The oddness of "Part Of Me" is then kept too similar to used oddness. The off beat is like a previously explored second alternative. On the other hand, "One" is not trying to repeat anything, not even if it's a different version. That doesn't mean that this is incredible though. Not like "Zombie", a track we let you sneakingly prelisten. A track we can relate to, and a beat that allows us to enjoy the track without first having to get cobwebs out the way. And the way it resolves itself at the end, with a few nifty stumbles, makes it even the more welcome.

Further we go through the slowly talked over "Dirty Words", a track that is making you feel like a tranquilizer has slowed down your reception of the world, it's like the short moment after you had enough to drink, now having had too much to drink. The clarity is different in such a state. Alias then returns with "The Music", a track that puts a double-bass to the foreground, with JD giving in, giving over and on the brink to give up. And while we are back with the Anticon family again, we shall stay here, as Sole provided the next beat on "Here I Sit", where JD sounds like someone else first, before he sounds like he never sounded before, and where the beat that Sole did sounds stolen from a Tarantino interlude. What then finally gets us to "I Want More", that concludes the poetism, the way JD exposes his happenings inside of his brain to us. Again doing the banging on something hollow effect, combining it with a low companion, JD is not reaching conclusions as he throws thoughts in front of us, like we are a bunch of chickens, and truths can be found in corn. But the truth is often only the size of a corn. And the most honest men often refuses to take themselves too serious. But we shouldn't praise JD with badges that aren't suiting him, and don't put him anywhere higher than where he can still comfortably see grains on the ground.

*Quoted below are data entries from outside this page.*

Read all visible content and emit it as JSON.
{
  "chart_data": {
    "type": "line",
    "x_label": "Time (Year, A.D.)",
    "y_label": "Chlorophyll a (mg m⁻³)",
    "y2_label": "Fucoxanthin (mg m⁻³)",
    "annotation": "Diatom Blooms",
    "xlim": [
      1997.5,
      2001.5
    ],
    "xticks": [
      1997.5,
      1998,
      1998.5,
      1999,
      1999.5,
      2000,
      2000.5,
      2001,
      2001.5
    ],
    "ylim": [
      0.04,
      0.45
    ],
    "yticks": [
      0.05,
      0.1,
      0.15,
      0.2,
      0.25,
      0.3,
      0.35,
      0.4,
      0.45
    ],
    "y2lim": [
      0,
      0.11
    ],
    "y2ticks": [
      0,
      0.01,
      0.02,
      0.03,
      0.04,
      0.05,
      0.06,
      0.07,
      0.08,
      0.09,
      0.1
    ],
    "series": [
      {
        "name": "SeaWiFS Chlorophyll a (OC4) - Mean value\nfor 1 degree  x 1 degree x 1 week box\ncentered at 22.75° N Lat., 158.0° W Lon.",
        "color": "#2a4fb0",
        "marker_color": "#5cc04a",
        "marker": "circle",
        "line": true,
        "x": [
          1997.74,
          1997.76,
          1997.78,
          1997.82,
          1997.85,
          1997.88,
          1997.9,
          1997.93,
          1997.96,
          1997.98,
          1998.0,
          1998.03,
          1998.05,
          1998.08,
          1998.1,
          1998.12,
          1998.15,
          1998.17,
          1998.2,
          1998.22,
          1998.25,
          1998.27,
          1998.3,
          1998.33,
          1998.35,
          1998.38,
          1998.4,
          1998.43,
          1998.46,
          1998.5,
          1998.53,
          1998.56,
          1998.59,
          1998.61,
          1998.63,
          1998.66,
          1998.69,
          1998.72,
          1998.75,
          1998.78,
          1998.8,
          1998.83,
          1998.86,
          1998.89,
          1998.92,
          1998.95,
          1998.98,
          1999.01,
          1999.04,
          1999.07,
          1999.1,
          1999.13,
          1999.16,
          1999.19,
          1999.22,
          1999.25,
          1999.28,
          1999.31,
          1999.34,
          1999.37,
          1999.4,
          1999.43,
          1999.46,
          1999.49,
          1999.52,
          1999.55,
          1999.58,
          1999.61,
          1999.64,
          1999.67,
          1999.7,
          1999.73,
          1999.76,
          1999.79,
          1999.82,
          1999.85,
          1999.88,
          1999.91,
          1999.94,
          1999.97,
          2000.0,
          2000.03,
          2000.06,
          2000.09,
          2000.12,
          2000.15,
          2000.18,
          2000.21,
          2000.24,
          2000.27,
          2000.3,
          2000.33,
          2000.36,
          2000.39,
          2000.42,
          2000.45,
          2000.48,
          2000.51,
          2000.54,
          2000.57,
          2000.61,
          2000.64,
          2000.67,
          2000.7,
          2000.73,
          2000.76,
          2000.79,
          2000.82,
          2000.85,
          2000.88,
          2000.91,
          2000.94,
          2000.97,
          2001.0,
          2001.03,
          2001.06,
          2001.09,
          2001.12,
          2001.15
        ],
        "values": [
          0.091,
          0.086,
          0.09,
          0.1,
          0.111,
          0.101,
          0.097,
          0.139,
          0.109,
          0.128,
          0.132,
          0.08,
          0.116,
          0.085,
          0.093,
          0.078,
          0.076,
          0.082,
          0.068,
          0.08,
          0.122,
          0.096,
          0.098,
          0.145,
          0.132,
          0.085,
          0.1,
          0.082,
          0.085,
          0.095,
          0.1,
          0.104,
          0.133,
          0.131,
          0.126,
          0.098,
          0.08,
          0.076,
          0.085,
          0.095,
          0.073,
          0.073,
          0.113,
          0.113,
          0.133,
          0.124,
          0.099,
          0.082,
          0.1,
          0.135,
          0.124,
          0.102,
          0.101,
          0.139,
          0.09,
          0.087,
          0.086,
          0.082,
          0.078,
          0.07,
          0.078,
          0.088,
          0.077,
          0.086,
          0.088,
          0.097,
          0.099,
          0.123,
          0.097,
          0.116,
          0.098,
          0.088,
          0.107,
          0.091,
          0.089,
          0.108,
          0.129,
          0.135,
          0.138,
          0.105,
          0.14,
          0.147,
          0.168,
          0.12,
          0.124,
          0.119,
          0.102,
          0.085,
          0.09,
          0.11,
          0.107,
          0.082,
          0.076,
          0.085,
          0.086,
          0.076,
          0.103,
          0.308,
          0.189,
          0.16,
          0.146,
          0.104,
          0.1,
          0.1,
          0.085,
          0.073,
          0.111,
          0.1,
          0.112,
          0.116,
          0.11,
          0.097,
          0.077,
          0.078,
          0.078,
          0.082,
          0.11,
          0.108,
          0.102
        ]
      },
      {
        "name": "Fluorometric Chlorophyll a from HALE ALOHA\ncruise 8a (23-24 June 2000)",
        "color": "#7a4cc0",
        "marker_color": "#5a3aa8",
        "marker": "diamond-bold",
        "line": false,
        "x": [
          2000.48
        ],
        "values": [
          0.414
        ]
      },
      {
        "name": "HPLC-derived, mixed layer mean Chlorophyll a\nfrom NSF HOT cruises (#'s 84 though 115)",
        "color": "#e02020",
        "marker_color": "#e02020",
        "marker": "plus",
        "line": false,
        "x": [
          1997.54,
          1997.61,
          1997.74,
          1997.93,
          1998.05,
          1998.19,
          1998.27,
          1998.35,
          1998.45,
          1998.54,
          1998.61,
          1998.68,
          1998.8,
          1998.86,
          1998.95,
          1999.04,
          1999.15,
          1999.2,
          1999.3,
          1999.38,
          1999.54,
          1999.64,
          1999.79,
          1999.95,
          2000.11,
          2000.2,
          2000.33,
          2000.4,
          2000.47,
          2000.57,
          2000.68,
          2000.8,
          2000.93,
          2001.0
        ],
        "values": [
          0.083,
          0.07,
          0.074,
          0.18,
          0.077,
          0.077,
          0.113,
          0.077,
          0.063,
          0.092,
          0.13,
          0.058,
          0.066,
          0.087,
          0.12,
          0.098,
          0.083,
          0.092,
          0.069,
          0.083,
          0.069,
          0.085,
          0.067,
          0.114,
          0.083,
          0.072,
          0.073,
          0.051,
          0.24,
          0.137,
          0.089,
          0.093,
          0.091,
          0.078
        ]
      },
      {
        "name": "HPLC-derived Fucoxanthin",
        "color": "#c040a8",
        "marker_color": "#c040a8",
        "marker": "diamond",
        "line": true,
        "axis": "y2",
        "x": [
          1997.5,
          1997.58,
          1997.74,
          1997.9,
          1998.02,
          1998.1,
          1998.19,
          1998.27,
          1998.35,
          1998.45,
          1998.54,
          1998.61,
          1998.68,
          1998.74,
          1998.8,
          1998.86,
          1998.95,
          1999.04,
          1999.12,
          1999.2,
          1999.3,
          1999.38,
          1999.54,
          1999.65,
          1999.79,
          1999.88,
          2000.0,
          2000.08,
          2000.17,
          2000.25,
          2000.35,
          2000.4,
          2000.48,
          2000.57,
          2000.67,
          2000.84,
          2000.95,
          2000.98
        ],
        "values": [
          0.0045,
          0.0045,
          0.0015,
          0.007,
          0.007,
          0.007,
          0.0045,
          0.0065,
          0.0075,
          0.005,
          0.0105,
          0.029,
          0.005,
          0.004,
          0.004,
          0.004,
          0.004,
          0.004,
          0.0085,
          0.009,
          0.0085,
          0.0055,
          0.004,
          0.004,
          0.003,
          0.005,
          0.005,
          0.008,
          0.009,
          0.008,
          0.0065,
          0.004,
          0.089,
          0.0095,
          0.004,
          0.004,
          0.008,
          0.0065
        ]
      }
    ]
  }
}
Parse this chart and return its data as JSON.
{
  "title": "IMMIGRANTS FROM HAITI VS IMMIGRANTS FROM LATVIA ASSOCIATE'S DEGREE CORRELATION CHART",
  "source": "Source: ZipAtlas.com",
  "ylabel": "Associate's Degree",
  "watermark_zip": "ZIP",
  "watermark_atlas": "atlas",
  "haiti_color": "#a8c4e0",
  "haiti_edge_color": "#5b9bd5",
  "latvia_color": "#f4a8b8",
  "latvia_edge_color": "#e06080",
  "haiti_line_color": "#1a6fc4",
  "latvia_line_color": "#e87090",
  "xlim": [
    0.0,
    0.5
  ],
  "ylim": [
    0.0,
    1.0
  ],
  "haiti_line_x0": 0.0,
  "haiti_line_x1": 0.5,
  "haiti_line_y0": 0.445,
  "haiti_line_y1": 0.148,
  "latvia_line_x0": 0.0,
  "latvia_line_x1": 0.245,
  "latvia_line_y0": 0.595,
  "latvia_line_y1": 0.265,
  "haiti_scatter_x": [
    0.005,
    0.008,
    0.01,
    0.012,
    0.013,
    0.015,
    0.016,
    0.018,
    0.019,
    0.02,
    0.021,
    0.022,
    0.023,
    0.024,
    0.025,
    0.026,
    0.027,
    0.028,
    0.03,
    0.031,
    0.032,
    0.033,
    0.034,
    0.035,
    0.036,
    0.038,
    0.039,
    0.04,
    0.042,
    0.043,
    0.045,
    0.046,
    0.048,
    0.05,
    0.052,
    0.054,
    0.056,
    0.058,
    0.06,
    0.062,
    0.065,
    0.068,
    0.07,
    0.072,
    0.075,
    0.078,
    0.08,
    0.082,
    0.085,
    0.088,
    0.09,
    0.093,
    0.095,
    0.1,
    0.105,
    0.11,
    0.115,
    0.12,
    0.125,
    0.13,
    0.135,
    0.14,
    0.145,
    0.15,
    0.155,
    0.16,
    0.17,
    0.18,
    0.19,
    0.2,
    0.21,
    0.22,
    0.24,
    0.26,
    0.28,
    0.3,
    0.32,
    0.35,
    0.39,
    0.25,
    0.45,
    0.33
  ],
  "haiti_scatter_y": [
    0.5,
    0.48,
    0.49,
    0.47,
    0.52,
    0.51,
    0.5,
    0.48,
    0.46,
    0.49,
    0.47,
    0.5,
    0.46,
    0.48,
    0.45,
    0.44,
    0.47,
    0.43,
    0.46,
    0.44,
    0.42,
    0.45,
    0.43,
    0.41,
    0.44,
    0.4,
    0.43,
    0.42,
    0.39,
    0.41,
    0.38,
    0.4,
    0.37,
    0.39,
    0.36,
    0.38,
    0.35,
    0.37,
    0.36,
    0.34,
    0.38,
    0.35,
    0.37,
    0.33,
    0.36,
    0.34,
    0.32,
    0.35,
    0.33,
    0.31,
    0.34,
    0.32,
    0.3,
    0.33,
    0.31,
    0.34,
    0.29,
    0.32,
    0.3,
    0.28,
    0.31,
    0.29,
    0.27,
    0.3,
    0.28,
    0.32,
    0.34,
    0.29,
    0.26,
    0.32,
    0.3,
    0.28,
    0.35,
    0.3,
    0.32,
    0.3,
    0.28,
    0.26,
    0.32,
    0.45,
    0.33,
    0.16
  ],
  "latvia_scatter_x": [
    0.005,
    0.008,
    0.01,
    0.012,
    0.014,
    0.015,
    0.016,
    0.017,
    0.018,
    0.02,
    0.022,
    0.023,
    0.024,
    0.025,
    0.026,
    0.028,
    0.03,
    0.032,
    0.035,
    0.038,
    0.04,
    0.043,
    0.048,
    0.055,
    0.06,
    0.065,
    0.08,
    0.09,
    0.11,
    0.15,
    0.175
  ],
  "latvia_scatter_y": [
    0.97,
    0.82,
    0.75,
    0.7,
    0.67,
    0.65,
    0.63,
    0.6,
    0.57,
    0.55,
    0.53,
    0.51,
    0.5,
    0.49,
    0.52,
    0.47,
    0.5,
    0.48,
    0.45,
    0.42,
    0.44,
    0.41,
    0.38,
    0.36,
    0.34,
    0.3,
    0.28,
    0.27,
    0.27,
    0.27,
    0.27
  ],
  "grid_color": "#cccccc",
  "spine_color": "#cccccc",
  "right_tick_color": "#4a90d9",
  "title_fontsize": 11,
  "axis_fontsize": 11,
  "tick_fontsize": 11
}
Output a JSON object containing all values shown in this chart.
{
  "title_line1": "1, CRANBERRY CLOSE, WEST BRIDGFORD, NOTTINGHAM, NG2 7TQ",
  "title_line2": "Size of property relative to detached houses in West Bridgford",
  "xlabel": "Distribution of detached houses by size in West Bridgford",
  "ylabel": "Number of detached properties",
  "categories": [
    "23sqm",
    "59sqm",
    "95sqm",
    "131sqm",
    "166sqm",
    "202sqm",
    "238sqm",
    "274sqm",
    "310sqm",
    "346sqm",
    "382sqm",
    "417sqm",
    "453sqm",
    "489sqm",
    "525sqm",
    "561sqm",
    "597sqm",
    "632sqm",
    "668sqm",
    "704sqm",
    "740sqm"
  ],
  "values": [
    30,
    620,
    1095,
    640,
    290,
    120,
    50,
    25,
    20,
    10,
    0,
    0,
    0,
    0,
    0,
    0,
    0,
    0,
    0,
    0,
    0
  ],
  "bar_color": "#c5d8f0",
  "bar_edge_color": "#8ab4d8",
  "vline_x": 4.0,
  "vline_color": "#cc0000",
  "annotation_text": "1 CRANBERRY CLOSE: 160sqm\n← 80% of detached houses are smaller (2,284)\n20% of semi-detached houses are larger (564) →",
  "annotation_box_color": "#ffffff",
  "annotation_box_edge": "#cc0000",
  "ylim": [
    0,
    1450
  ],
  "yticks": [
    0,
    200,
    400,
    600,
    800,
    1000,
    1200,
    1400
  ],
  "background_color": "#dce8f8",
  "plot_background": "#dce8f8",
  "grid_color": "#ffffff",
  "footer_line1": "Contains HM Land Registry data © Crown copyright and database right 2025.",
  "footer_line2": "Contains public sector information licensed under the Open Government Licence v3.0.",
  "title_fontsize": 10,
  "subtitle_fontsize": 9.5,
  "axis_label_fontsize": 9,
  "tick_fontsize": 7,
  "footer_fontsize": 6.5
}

Grains that don't glisten, like this record does not glisten, but it's not dull either. It's just different. It's even different to those that try so hard to also be different. It's something that will make it easy for so many to diss it and not like it, while those that care to plant themselves in front of painted pictures, looking at them, and trying to feel what the painter wanted to capture, and that maybe even will go home and compose music, inspired by the impressions, those people will find refugee in an album like "Character Assassination", and they will find themselves within the rocky surface and the oil paint.